The data published by the Israeli Central Institute of Statistics – Central Bureau of Statistics – show all the solidity of the Israeli economy. The news was reported by all local media and in particular by the financial newspaper Globes.

In 2016 the GDP of Israel and grew by 4%, a better performance than that of 2014 (+.32%) and 2015 (2.5%).

Even the GDP per capita increased: + 2% in 2016, better than the 1.2% recorded in 2014 and 0.5% recorded in 2015.

The main engine of growth was, according to economic analysts, private consumption, which increased by 6.3% during the year under review.

The Central Bureau of Statistics also shows a clear improvement in fixed capital investments, which grew by 11.3% in 2016, after stagnating for the previous two years.

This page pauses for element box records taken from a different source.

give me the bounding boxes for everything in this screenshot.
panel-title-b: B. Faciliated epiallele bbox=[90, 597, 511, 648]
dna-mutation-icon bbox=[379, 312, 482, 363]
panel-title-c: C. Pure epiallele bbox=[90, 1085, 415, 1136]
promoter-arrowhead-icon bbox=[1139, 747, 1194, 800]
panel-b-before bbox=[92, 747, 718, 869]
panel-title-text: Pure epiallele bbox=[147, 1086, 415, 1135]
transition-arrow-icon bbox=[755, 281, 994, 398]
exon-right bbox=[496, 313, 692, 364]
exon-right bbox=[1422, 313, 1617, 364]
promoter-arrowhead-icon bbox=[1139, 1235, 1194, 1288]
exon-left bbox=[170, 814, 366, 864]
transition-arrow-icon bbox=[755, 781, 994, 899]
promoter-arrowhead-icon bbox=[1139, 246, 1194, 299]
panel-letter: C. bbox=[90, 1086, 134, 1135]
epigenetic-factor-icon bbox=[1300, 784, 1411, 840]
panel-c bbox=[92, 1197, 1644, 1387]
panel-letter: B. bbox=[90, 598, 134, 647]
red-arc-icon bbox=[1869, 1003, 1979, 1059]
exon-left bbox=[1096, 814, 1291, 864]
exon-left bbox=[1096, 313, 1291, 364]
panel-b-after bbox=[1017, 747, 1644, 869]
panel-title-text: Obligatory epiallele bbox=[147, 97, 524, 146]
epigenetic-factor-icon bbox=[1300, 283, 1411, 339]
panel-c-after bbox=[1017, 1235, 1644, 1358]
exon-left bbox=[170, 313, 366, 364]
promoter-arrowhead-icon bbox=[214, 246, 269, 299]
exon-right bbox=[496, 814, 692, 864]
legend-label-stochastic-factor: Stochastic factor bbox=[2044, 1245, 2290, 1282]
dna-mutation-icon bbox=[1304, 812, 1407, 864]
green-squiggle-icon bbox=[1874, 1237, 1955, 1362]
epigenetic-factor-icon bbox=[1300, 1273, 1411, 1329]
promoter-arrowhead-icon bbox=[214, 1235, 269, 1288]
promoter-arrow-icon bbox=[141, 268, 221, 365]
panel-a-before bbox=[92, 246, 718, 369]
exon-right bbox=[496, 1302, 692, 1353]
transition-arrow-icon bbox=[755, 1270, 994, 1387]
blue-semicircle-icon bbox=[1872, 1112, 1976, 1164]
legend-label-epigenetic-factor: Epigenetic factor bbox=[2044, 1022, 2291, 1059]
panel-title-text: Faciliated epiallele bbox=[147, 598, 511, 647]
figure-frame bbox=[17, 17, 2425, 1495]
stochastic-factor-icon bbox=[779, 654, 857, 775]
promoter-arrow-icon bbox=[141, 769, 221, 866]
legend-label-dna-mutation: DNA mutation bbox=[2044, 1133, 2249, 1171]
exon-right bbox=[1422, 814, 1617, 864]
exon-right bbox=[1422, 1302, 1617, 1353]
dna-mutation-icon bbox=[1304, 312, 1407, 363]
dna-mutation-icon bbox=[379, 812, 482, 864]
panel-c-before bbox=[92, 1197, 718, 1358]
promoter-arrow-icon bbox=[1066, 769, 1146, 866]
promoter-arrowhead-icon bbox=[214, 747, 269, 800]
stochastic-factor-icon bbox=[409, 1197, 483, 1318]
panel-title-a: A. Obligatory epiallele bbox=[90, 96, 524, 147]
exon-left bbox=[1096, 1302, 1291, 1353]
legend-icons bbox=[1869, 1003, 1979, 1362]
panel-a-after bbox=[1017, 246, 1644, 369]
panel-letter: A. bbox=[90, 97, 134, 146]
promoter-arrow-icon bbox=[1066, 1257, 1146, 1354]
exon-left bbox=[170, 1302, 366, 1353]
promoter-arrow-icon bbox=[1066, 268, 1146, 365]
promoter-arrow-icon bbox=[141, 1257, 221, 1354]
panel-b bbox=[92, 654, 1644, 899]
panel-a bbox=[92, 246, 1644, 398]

Even exports – threatened today by a particularly strong local currency against the dollar and the euro – have marked a + 3% on average with the help of + 6% from the sale of services (excluding tourism and startup).

Even the average wages grew over the year on a positive 2.4% and an average of 9,805 shekels per month (about 2,500 Euros).

Equally positive was the increase in the number of employees (+ 3.1%).

The sector of information and communications guides the ranking with an average monthly wage of 19,161 Shekels (almost 5,000 Euros) for its 172,000 employees. Electricity and water sector follows with 18,237 shekels a month (about 4,600 Euros), and then education (7833 shekels per month, approximately 2000 euro) and catering, at the bottom of the ranking, with 4,519 monthly shekels (a little more than 1000 euros).